The United States and the Soviet Union didn’t trade a whole lot with each other.  Today not only do the United States and China trade a great deal with each other but many American goods are of course made in China.  Walmart, America’s largest retailer makes most of its goods in China.  If a war between the U.S. and China were to suddenly break out tomorrow that would probably mean very bad news for the bottom line of America’s largest retailer.
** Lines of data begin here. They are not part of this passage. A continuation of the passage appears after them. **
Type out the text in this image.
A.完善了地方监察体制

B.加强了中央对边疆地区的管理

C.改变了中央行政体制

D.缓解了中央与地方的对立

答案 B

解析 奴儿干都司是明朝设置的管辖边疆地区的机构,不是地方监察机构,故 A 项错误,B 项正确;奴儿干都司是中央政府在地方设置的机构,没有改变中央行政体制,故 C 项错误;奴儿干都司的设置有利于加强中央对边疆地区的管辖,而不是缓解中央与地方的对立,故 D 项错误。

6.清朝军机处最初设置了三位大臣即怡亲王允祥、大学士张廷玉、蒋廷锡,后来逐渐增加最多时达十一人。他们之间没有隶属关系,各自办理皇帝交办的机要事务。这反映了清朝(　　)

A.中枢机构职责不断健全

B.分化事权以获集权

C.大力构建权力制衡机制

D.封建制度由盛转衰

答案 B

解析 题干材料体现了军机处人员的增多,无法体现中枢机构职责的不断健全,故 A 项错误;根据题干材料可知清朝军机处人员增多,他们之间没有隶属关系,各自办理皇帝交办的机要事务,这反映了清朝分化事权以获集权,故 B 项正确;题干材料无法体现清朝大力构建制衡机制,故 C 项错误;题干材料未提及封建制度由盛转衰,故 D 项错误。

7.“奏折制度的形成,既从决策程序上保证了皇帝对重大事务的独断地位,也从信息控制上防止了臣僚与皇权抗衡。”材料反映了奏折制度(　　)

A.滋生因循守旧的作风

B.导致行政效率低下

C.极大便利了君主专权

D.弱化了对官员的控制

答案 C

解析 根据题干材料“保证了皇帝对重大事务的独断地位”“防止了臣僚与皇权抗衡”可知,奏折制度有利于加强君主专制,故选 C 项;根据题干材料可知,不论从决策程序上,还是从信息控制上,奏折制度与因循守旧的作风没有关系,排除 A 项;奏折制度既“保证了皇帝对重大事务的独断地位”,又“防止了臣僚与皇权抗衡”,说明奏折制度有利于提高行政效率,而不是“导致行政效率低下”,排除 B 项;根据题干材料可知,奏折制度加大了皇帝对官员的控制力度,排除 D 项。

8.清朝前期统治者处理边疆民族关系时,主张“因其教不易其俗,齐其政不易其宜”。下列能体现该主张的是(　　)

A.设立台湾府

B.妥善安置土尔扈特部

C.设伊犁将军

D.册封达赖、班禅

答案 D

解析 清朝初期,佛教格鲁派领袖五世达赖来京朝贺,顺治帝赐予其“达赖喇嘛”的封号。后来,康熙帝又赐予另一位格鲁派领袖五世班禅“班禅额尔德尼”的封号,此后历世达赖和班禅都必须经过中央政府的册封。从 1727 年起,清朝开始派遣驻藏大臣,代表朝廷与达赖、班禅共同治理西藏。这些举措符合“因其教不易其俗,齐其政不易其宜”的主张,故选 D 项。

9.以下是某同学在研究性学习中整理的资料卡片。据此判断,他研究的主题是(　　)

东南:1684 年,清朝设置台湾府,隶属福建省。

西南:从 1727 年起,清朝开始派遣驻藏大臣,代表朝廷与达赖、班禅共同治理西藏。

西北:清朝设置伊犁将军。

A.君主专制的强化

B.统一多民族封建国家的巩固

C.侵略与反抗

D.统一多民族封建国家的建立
So we are much more careful of course about stumbling into conflict because we not only have nuclear deterrence, of course, and we have the lessons of the past.  Those are all intellectual factors and strategic factors. We also have the trade interdependence.  We also have the financial integration.  We also have the supply chain dispersal.  And we have the allure of the size of the markets of our rivals and competitors.  Most of the American Fortune 500 generates more revenues from abroad than from home.  It doesn’t want to fight wars with the countries on which it depends for its exports and for its revenues.

Leaders are wisely making these cost benefit calculations and saying, “Yes, I have national pride at stake.  Yes I believe that my country has been aggrieved historically by this rival.Yes we want to win in the relationship with them and in the race with them. We want to do all of those things but it’s not worth the price of actually going into all out warfare.”

I wish that our institutions were to embed this kind of integration and wisdom that prevents a World War III from breaking out.  We always have to be afraid that that can happen.  And all of those things that we’re doing correctly – the supply chain dispersal, the financial integration, the trade interdependence.  Even the demographic integration between countries – let’s do a lot more of that.